Another top Pentagon official, who asked to remain anonymous, gave another reason for pushing the 1986 date: "We manage the program by keeping the pressure on. Slips in deployment become self-fulfilling. And month delays extend into years."

The situation involving the MX warhead illustrates how problems have developed and the impact they have.

The Carter administration chose the Mark 12A warhead for the MX because it was in production. It packs an explosive punch of 340 kilotons (the equivalent of 340,000 tons of TNT, or almost 30 times the force of the 12.5-kiloton bomb used at Hiroshima in 1945), and three of them were being placed atop 300 Minuteman III missiles in a modernization program started by the Nixon administration.

Under Reagan, however, the Pentagon decided on a more powerful warhead for the MX. It will have the explosive power of nearly 500 kilotons and a more accurate guidance system than the Mark 12A. Because it is new, however, it must undergo flight tests and underground explosive tests.

For the past two years, while the administration has been having problems selecting a basing system for the MX, Congress has been refusing to provide the money needed to begin constructing special production facilities for the MX. These facilities are needed for two reasons, according to sources in the departments of Defense and Energy, which builds nuclear warheads.

First, each nuclear bomb, shell and missile requires special equipment for its manufacture. Such equipment has to be funded, designed and purchased years ahead so that it will be ready when production begins.

Second, the nation's nuclear weapons production facilities are being stretched to their limit, with the greatest number of weapons being turned out in more than 20 years.
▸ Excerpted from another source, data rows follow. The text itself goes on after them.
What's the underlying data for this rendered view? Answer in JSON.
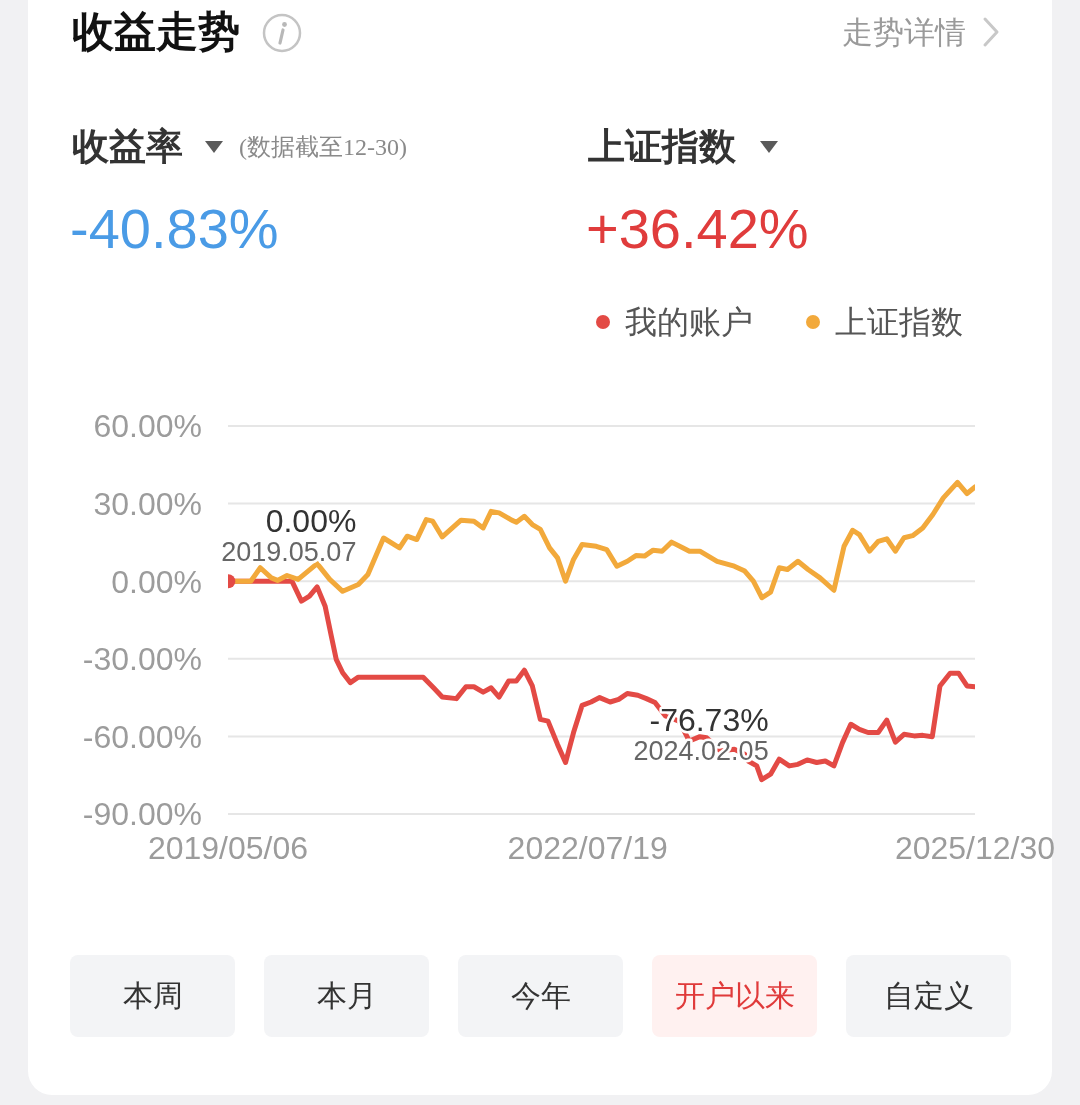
{
  "chart_data": {
    "type": "line",
    "title": "收益走势",
    "annotations": [
      "走势详情",
      "收益率",
      "(数据截至12-30)",
      "上证指数",
      "-40.83%",
      "+36.42%",
      "本周",
      "本月",
      "今年",
      "开户以来",
      "自定义",
      {
        "text": "0.00%",
        "x": "2019-05-07",
        "y": 0
      },
      {
        "text": "2019.05.07",
        "x": "2019-05-07",
        "y": 0
      },
      {
        "text": "-76.73%",
        "x": "2024-02-05",
        "y": -76.73
      },
      {
        "text": "2024.02.05",
        "x": "2024-02-05",
        "y": -76.73
      }
    ],
    "series": [
      {
        "name": "我的账户",
        "color": "#e34a45",
        "x": [
          "2019-05-07",
          "2019-11-30",
          "2019-12-31",
          "2020-01-26",
          "2020-02-20",
          "2020-03-17",
          "2020-04-06",
          "2020-04-22",
          "2020-05-13",
          "2020-06-07",
          "2020-07-03",
          "2021-01-30",
          "2021-03-07",
          "2021-04-02",
          "2021-05-18",
          "2021-06-18",
          "2021-07-14",
          "2021-08-13",
          "2021-09-08",
          "2021-10-04",
          "2021-11-04",
          "2021-11-29",
          "2021-12-25",
          "2022-01-20",
          "2022-02-15",
          "2022-03-12",
          "2022-04-12",
          "2022-05-08",
          "2022-06-03",
          "2022-07-01",
          "2022-07-30",
          "2022-08-27",
          "2022-09-30",
          "2022-10-28",
          "2022-11-25",
          "2022-12-29",
          "2023-01-26",
          "2023-02-23",
          "2023-03-29",
          "2023-05-12",
          "2023-06-15",
          "2023-07-19",
          "2023-08-10",
          "2023-09-24",
          "2023-11-08",
          "2023-12-12",
          "2023-12-23",
          "2024-01-20",
          "2024-02-05",
          "2024-03-05",
          "2024-04-02",
          "2024-05-05",
          "2024-06-02",
          "2024-07-02",
          "2024-08-02",
          "2024-08-30",
          "2024-09-27",
          "2024-10-25",
          "2024-11-21",
          "2024-12-19",
          "2025-01-16",
          "2025-02-18",
          "2025-03-18",
          "2025-04-15",
          "2025-05-13",
          "2025-06-15",
          "2025-07-13",
          "2025-08-13",
          "2025-09-07",
          "2025-10-10",
          "2025-11-07",
          "2025-12-04",
          "2025-12-30"
        ],
        "values": [
          0,
          0,
          -7.7,
          -5.8,
          -2.2,
          -9.7,
          -21.2,
          -30.2,
          -35.4,
          -39.2,
          -37.1,
          -37.1,
          -41.5,
          -44.8,
          -45.4,
          -40.8,
          -40.8,
          -42.9,
          -41.2,
          -44.8,
          -38.6,
          -38.6,
          -34.4,
          -40.5,
          -53.4,
          -54.1,
          -63.1,
          -70.1,
          -58.5,
          -48,
          -46.7,
          -45,
          -46.7,
          -45.7,
          -43.4,
          -44.1,
          -45.4,
          -46.9,
          -52.1,
          -54.1,
          -61.8,
          -60.1,
          -60.5,
          -65.6,
          -65,
          -66.9,
          -69.5,
          -71.4,
          -76.73,
          -74.6,
          -68.8,
          -71.4,
          -70.8,
          -69.1,
          -70.1,
          -69.5,
          -71.4,
          -62.4,
          -55.3,
          -57.3,
          -58.5,
          -58.5,
          -53.7,
          -62.2,
          -59.2,
          -59.8,
          -59.6,
          -60.1,
          -40.5,
          -35.6,
          -35.6,
          -40.5,
          -40.83
        ]
      },
      {
        "name": "上证指数",
        "color": "#f2a93b",
        "x": [
          "2019-05-06",
          "2019-07-19",
          "2019-08-19",
          "2019-09-24",
          "2019-10-14",
          "2019-11-14",
          "2019-12-20",
          "2020-02-20",
          "2020-04-01",
          "2020-05-13",
          "2020-07-03",
          "2020-08-03",
          "2020-09-23",
          "2020-11-14",
          "2020-12-09",
          "2021-01-09",
          "2021-02-09",
          "2021-03-02",
          "2021-04-02",
          "2021-06-02",
          "2021-07-14",
          "2021-08-13",
          "2021-09-08",
          "2021-10-04",
          "2021-11-14",
          "2021-11-29",
          "2021-12-25",
          "2022-01-20",
          "2022-02-15",
          "2022-03-17",
          "2022-04-12",
          "2022-05-08",
          "2022-06-03",
          "2022-07-01",
          "2022-08-16",
          "2022-09-19",
          "2022-10-22",
          "2022-11-25",
          "2022-12-23",
          "2023-01-20",
          "2023-02-17",
          "2023-03-18",
          "2023-04-18",
          "2023-05-24",
          "2023-06-15",
          "2023-07-19",
          "2023-09-13",
          "2023-11-08",
          "2023-12-12",
          "2024-01-09",
          "2024-02-06",
          "2024-03-05",
          "2024-04-02",
          "2024-04-29",
          "2024-06-02",
          "2024-07-05",
          "2024-08-13",
          "2024-09-27",
          "2024-10-30",
          "2024-11-27",
          "2024-12-19",
          "2025-01-21",
          "2025-02-18",
          "2025-03-18",
          "2025-04-15",
          "2025-05-13",
          "2025-06-10",
          "2025-07-13",
          "2025-08-15",
          "2025-09-18",
          "2025-11-03",
          "2025-12-04",
          "2025-12-30"
        ],
        "values": [
          0,
          0,
          5.2,
          1.3,
          0.3,
          2.2,
          0.7,
          6.8,
          0.7,
          -3.9,
          -1.3,
          2.6,
          16.7,
          12.9,
          17.4,
          16.1,
          23.8,
          23.2,
          17.1,
          23.6,
          23.2,
          20.6,
          27,
          26.4,
          23.6,
          22.8,
          25.1,
          21.9,
          20,
          12.9,
          9,
          0,
          8.4,
          14.2,
          13.5,
          12.2,
          5.8,
          7.7,
          9.9,
          9.7,
          12,
          11.6,
          15.1,
          12.9,
          11.6,
          11.6,
          7.7,
          5.8,
          3.9,
          0,
          -6.4,
          -4.2,
          5.2,
          4.5,
          7.7,
          4.5,
          1.3,
          -3.5,
          13.5,
          19.7,
          18,
          11.6,
          15.4,
          16.4,
          11.6,
          16.8,
          17.6,
          20.6,
          25.8,
          32.2,
          38.2,
          33.9,
          36.42
        ]
      },
      {
        "type": "scatter",
        "color": "#e34a45",
        "x": [
          "2019-05-07"
        ],
        "values": [
          0
        ]
      }
    ],
    "xlim": [
      "2019-05-06",
      "2025-12-30"
    ],
    "xticks": [
      {
        "value": "2019-05-06",
        "label": "2019/05/06"
      },
      {
        "value": "2022-07-19",
        "label": "2022/07/19"
      },
      {
        "value": "2025-12-30",
        "label": "2025/12/30"
      }
    ],
    "ylim": [
      -90,
      60
    ],
    "yticks": [
      {
        "value": 60,
        "label": "60.00%"
      },
      {
        "value": 30,
        "label": "30.00%"
      },
      {
        "value": 0,
        "label": "0.00%"
      },
      {
        "value": -30,
        "label": "-30.00%"
      },
      {
        "value": -60,
        "label": "-60.00%"
      },
      {
        "value": -90,
        "label": "-90.00%"
      }
    ],
    "grid": "y",
    "legend": "top right"
  }
}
These include the 8-inch neutron artillery shell, the air-launched cruise missile, the Trident I submarine-launched missile, the B61 and B83 bombs and soon the ground-launched cruise missile and Pershing II missile.

In the fiscal 1983 Energy budget for defense programs, the administration asked for $60 million in advance funding for the MX. Last December, Congress froze the funds along with other MX development money.

Although that freeze was lifted in May when Congress approved putting the MX in Minuteman silos, a Pentagon official said Friday that the fiscal 1983 funds for the MX warhead have yet to be released.

Meanwhile, the House Appropriations Committee has cut an additional $10 million from the $30 million requested for fiscal 1984, saying the action was "consistent with delays in the decision on this system."

In the April memo to Weinberger, Wagner wrote that even with prompt congressional support with funding and cutting into other nuclear programs, the Energy Department would have difficulty getting the new MX warhead ready for the 1986 deadline.

On Friday, a Pentagon official involved in the MX program said that some other nuclear weapons program might have to be delayed to get the MX warhead built on time.

Air Force officials, however, have a different concern. They are worried that the final design for the Mark 21 warhead will not be ready early enough for them to use a precise mockup in their flight tests that are designed to test the accuracy of the 10 reentry vehicles the MX will carry.